Mr. & Mrs. Smith |
directed by Doug Liman
(20th Century Fox, 2005)
If you can get through the rather tedious first half hour or so, Mr. & Mrs. Smith finds its legs and makes for plenty of entertaining action and adventure. That first 30 minutes can be pretty rough, though, as Brad Pitt and Angelina Jolie really seem to sleepwalk through their roles. Doubtlessly, this is due in no small part to the nature of their characters, two highly-ranked assassins, going through the motions of a normal husband-and-wife relationship in order to hide their real jobs from one another.
I think it goes deeper than the script, though. Jolie has always gone all out for her characters, but for quite a while I just didn't think she put her heart into this particular role -- ironic, given the fact that she and Pitt began their love affair during filming. I have to admit that the whole real-life romantic triangle thing dampened my enjoyment of the film, to a certain degree. For me, there's a definite ick factor in watching Mr. & Mrs. Smith, since in a sense you're watching a real-life adulterous affair play out right in front of your eyes.
The plot is pretty basic and nothing we haven't seen before. Girl meets boy, girl marries boy, girl and boy try to kill each other. For the first six years of their marriage, John Smith (Pitt) and his lovely wife Jane (Jolie) are completely unaware that their partner is, like themselves, a high-level assassin. How they go traipsing all over the world killing people and still manage to return in time for dinner at 7 every night is just one of many questions the writer chose blissfully to ignore. They really have little reason to suspect one another, though, because their suburban home lifestyle is exceedingly boring. Whatever spark of romance they once shared, it's long gone by this point.
Everything changes, however, when they get in each other's way on separate missions centered on the same target. Neither can afford to let the other blow his/her cover, so their respective agencies quickly pit them against one another. Of course, things get a little more involved after that, but you can see where this whole thing is going. Finally, once the Smiths stop being so painfully civil to one another, their characters finally begin to show signs of life. Too many attempts to be funny during the heat of battle only reinforces the weakness of the entire script, however, leaving you unable to enjoy all of the mayhem and things that go boom as much as you think you should. Sure, some of the dialogue is funny, but most of the time it just seems terribly contrived.
With all of its explosions, big guns and all-around violence, Mr. & Mrs. Smith should manage to satisfy those who just can't get enough movie mayhem, and Jolie -- even though she's not at her best here -- still makes any movie she's in worth watching. Clearly, though, something is missing. Thanks largely to a relatively weak script, Pitt and Jolie never really bring you in to their characters' world, which means you are never able to forget that you're watching a movie. As a result, the film entertains but never really satisfies.
by Daniel Jolley
She's Jane. He's John. They're both gorgeous. They meet under less-than-auspicous circumstances in Bogota, Colombia, in the middle of some government mess, and it's love at first sight. Five or six years later (they disagree on which), they're seeing a marriage counselor trying to put their marriage back on track.

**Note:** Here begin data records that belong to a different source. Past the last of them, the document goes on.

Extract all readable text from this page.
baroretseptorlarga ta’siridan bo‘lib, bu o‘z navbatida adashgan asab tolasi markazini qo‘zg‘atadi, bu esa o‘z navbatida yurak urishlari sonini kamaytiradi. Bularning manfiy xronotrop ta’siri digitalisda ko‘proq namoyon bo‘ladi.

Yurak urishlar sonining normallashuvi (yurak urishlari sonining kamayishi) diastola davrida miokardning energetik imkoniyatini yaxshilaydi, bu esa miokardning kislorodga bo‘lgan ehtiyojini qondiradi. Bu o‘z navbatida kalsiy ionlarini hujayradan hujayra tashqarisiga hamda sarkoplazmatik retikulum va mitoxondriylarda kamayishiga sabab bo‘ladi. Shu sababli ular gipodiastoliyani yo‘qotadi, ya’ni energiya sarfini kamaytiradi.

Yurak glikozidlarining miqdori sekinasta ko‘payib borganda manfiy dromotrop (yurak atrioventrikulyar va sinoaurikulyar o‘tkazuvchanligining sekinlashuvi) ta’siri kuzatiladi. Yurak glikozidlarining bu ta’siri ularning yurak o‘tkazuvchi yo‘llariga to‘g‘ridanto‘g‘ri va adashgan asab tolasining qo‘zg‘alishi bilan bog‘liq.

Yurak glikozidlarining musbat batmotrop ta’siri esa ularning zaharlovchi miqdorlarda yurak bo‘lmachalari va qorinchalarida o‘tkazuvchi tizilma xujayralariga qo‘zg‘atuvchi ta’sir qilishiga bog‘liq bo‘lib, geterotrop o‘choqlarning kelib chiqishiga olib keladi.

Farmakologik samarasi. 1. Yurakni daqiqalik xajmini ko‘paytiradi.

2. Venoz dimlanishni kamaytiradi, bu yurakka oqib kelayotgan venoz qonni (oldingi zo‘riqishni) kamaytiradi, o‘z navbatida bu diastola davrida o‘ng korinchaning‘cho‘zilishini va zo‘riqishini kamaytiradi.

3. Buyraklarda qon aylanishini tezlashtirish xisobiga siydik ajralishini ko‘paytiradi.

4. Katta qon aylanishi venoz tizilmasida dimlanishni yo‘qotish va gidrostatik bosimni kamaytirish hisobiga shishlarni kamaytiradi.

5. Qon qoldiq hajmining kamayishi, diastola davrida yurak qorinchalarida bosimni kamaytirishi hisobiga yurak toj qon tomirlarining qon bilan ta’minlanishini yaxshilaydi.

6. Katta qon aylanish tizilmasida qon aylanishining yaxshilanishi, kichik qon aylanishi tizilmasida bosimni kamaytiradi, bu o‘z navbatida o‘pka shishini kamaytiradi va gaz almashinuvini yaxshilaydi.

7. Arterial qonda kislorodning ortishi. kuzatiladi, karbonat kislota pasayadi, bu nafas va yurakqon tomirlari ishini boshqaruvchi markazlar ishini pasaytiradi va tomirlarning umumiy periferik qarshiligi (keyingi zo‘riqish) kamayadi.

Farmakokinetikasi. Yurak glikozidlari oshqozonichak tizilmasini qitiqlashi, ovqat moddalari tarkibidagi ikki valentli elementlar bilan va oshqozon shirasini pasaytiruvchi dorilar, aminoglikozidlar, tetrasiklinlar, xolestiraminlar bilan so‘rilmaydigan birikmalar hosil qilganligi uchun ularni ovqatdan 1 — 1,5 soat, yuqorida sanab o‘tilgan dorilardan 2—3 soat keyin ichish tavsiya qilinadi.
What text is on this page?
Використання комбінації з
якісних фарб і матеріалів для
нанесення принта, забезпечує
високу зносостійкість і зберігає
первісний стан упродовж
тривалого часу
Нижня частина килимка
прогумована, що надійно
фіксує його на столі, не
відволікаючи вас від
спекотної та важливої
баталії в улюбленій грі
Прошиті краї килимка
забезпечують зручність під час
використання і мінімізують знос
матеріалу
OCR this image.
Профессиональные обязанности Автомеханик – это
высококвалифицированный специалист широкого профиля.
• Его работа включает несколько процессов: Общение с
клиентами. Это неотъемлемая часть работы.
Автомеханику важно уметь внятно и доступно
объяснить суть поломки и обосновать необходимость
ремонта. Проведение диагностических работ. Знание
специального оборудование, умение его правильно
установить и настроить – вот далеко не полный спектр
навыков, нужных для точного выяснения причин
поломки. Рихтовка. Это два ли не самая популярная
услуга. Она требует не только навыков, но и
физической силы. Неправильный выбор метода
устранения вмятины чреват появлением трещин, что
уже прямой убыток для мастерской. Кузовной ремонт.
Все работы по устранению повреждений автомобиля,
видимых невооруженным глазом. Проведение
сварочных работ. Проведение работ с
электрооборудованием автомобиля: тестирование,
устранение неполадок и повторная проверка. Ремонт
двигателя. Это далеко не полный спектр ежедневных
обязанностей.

So begins Mr. & Mrs. Smith, a movie with one of the most outrageously improbable, farfetched plots I've seen in many a year, but it's none the less enjoyable for all that. What Jane and John didn't know about each other, and still don't know five or six years after they married, is that each is a hired assassin working for rival companies, and very good at their jobs.
Unknown to each other, they're both given the same target to take out -- a young hunk played by Adrian Brody who's looking to move up in the espionage/assassin business and have a desk of his own. But what they also don't know is that their respective companies are more than a tad miffed at them mixing business with pleasure -- you don't marry into the competition -- and Brody is just the bait: each one has secretly been assigned to take the other out.
From there, the action gets wilder, faster and crazier. "Do you know you're ticking?" asks an incredulous bystander when Jane has disappeared into the crowd after stuffing a time bomb in John's pocket. "That's TWO TIMES you've tried to kill me!" yells John into his car phone, chasing after Jane's getaway car. "Oh come on, it was only a little bomb," sniffs Jane, preparing for mayhem once they both arrive home. And there's mayhem galore to come, especially when they realize what the real deal is, and decide maybe it's time to turn the tables.
OK, so the plot is more than a little contrived, and the action is sometimes so over the top that the entire film seems more like a camp action/adventure movie, but nobody in their right mind would take this movie seriously anyway. The real reason to watch this film is the onscreen chemistry between Brad Pitt and Angelina Jolie. They're an absolute delight to watch. They're perfect together. And if some -- in fact, a lot -- of the dialogue falls flat in places, they manage to pull it off.
When all is said and done, Mr. & Mrs. Smith is a fun film to watch. Pure escapism, nothing more, nothing less. Just grab the popcorn, sit back and enjoy.